Rozumiem doskonale…ja ode lekarza nie oczekuję, że mnie przytuli bo emocje u mnie są na poziomie drewnianego klocka

ale oczekuję, że mam prawo do zadawania pytań, tym bardziej zasadnych. W moim przypadku lekarz zasugerował, ze nie wspomniałam w wywiadzie o zakrzepicy i zespole antyfosfolipidowym.

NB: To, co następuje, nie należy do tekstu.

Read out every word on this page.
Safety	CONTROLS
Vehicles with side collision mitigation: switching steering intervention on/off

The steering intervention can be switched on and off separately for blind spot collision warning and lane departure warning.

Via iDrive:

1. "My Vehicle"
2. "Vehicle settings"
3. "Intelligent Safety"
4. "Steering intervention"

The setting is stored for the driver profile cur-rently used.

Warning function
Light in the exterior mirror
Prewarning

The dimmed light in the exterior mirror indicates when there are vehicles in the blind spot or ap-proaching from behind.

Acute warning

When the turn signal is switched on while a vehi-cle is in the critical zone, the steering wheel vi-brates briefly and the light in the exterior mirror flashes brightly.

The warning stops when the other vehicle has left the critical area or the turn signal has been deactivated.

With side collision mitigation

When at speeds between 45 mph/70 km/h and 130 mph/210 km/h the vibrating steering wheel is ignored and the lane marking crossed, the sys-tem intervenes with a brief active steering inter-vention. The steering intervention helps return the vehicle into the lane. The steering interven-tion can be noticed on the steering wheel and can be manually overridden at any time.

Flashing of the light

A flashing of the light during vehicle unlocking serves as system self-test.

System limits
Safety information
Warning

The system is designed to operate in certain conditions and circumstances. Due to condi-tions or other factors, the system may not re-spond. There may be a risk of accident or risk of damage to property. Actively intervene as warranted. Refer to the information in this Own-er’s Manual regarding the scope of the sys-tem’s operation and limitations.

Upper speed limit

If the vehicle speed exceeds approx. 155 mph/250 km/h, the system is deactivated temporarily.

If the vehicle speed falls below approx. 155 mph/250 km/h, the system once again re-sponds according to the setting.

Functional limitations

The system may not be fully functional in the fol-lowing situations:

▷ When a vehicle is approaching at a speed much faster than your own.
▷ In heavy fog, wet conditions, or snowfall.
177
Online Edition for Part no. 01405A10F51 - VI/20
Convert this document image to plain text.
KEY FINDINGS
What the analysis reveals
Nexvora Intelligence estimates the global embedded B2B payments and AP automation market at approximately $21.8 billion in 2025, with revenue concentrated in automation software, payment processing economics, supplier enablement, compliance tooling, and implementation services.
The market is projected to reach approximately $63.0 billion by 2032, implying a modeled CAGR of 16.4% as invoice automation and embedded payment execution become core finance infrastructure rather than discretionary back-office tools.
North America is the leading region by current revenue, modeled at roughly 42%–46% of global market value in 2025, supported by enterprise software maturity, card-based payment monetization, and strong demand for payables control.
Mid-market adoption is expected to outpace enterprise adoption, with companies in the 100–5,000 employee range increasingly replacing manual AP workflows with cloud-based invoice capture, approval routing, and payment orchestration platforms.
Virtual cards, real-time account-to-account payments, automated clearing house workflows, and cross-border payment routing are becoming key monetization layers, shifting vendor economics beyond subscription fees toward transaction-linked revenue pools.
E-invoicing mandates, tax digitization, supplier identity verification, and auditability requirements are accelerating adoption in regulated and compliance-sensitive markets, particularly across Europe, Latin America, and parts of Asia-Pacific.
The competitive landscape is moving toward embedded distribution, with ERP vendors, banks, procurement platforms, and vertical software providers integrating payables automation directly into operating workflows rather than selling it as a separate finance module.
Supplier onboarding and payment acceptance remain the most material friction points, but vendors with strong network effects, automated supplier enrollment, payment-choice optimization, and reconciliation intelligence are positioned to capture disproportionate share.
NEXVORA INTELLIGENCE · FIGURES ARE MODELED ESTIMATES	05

Cóż…wspomniałam, pokazałam wszystkie badania, w tym te robione w odstępie kilku tygodni jak w przypadku zespołu co Asystent dr uznał za bardzo istotne. Zapisy w karcie oczywiscie znalazł. Nie moja wina, ze sie z nimi nie zapoznał. Negatywna komunikacja pozostała. I irytuje mnie stos dokumentów zabezpieczających klinikę…bo jak to powiedział Asystent: jestem ciężkim przypadkiem bo po przejściach wiec jesli nie uda sie u dr L. to sie nie uda bo on jest najlepszy wiec musi sie zabezpieczyć. Samo zabezpieczenie prawne jak najbardziej rozumiem ale komunikacja juz nie jest akceptowalna dla mnie. Prawdę mówiąc zostałam tam bo chciałam dokończyć to ostatnia stymulacje i tyle.